USPTO upheld one Viread (Tenofovir Disoproxil Fumarate) patent

Gilead Sciences announced that the USPTO has upheld one of the four patents on its AIDS medicine Viread that has come under challenge.
The USPTO has not announced its ruling on the remaining three Viread patents under review, the company said.
The nonprofit Public Patent Foundation had challenged the Viread patents last year. The group said it submitted evidence that patent on Viread are obvious as per prior art.
Tenofovir disoproxil fumarate ( 1-(6-aminopurin-9-yl) propan-2-yloxymethylphosphonic acid ), belongs to a class of antiretroviral drugs known as nucleotide analogue reverse transcriptase inhibitors (nRTIs), which block reverse transcriptase, an enzyme crucial to viral production in HIV-infected people.
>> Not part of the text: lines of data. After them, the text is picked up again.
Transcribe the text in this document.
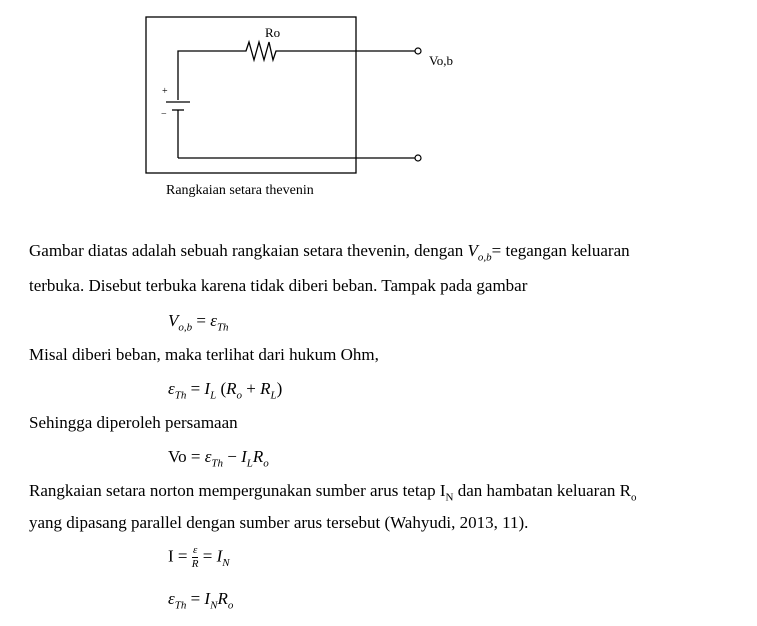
Ro
Vo,b
+
−
Rangkaian setara thevenin
Gambar diatas adalah sebuah rangkaian setara thevenin, dengan $V_{o,b}=$ tegangan keluaran
terbuka. Disebut terbuka karena tidak diberi beban. Tampak pada gambar
$V_{o,b} = \varepsilon_{Th}$
Misal diberi beban, maka terlihat dari hukum Ohm,
$\varepsilon_{Th} = I_L$ $(R_o + R_L)$
Sehingga diperoleh persamaan
$Vo = \varepsilon_{Th} - I_LR_o$
Rangkaian setara norton mempergunakan sumber arus tetap $I_N$ dan hambatan keluaran $R_o$
yang dipasang parallel dengan sumber arus tersebut (Wahyudi, 2013, 11).
$I = \frac{\varepsilon}{R} = I_N$
$\varepsilon_{Th} = I_NR_o$
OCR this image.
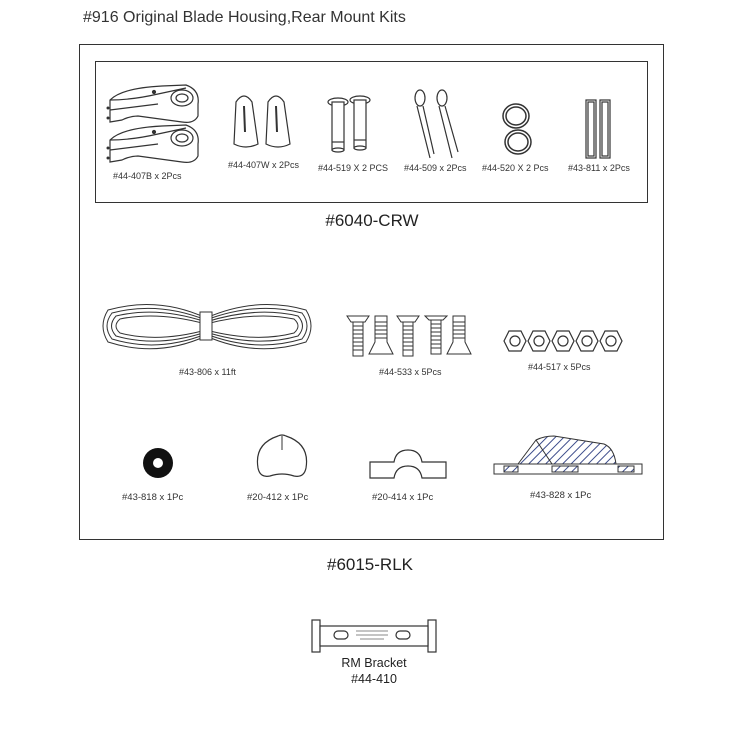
#916 Original Blade Housing,Rear Mount Kits
#44-407B x 2Pcs
#44-407W x 2Pcs #44-519 X 2 PCS #44-509 x 2Pcs #44-520 X 2 Pcs #43-811 x 2Pcs
#6040-CRW
#43-806 x 11ft	#44-533 x 5Pcs	#44-517 x 5Pcs
#43-818 x 1Pc	#20-412 x 1Pc	#20-414 x 1Pc	#43-828 x 1Pc
#6015-RLK
RM Bracket
#44-410
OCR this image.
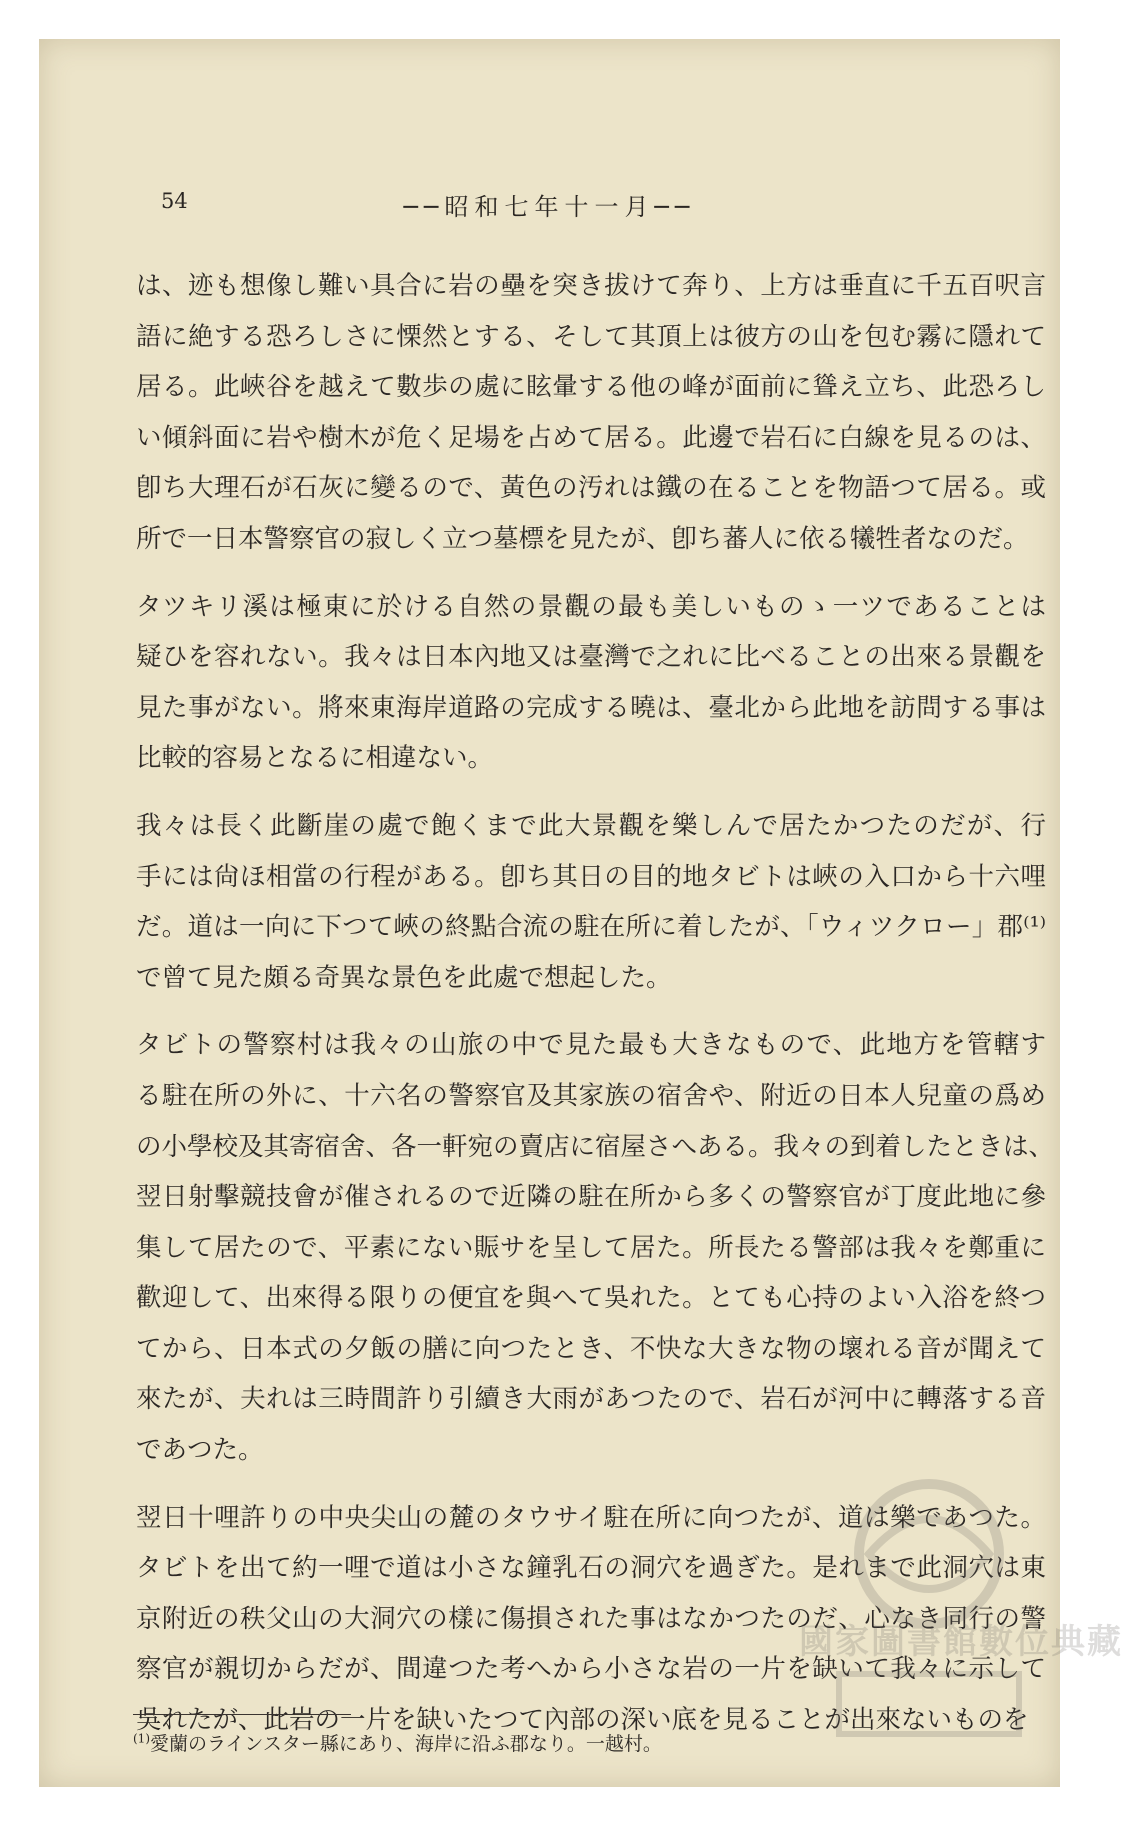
54	──昭和七年十一月──
は、迹も想像し難い具合に岩の壘を突き拔けて奔り、上方は垂直に千五百呎言
語に絶する恐ろしさに慄然とする、そして其頂上は彼方の山を包む霧に隱れて
居る。此峽谷を越えて數歩の處に眩暈する他の峰が面前に聳え立ち、此恐ろし
い傾斜面に岩や樹木が危く足場を占めて居る。此邊で岩石に白線を見るのは、
卽ち大理石が石灰に變るので、黃色の汚れは鐵の在ることを物語つて居る。或
所で一日本警察官の寂しく立つ墓標を見たが、卽ち蕃人に依る犧牲者なのだ。
タツキリ溪は極東に於ける自然の景觀の最も美しいものゝ一ツであることは
疑ひを容れない。我々は日本內地又は臺灣で之れに比べることの出來る景觀を
見た事がない。將來東海岸道路の完成する曉は、臺北から此地を訪問する事は
比較的容易となるに相違ない。
我々は長く此斷崖の處で飽くまで此大景觀を樂しんで居たかつたのだが、行
手には尙ほ相當の行程がある。卽ち其日の目的地タビトは峽の入口から十六哩
だ。道は一向に下つて峽の終點合流の駐在所に着したが、「ウィツクロー」郡⁽¹⁾
で曾て見た頗る奇異な景色を此處で想起した。
タビトの警察村は我々の山旅の中で見た最も大きなもので、此地方を管轄す
る駐在所の外に、十六名の警察官及其家族の宿舍や、附近の日本人兒童の爲め
の小學校及其寄宿舍、各一軒宛の賣店に宿屋さへある。我々の到着したときは、
翌日射擊競技會が催されるので近隣の駐在所から多くの警察官が丁度此地に參
集して居たので、平素にない賑サを呈して居た。所長たる警部は我々を鄭重に
歡迎して、出來得る限りの便宜を與へて吳れた。とても心持のよい入浴を終つ
てから、日本式の夕飯の膳に向つたとき、不快な大きな物の壞れる音が聞えて
來たが、夫れは三時間許り引續き大雨があつたので、岩石が河中に轉落する音
であつた。
翌日十哩許りの中央尖山の麓のタウサイ駐在所に向つたが、道は樂であつた。
タビトを出て約一哩で道は小さな鐘乳石の洞穴を過ぎた。是れまで此洞穴は東
京附近の秩父山の大洞穴の樣に傷損された事はなかつたのだ、心なき同行の警
察官が親切からだが、間違つた考へから小さな岩の一片を缺いて我々に示して
吳れたが、此岩の一片を缺いたつて內部の深い底を見ることが出來ないものを
$^{(1)}$愛蘭のラインスター縣にあり、海岸に沿ふ郡なり。一越村。
國家圖書館數位典藏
Tenofovir is also available in a fixed-dose combination with emtricitabine in a product with the brand name Truvada for once-a-day dosing. (Emtricitabine is marketed as a single-compound product called Emtriva, also by Gilead.) Atripla, a fixed-dose triple combination of tenofovir, emtricitabine and efavirenz, was approved by the FDA on 12 July 2006 and is now available, providing a single daily dose for the treatment of HIV.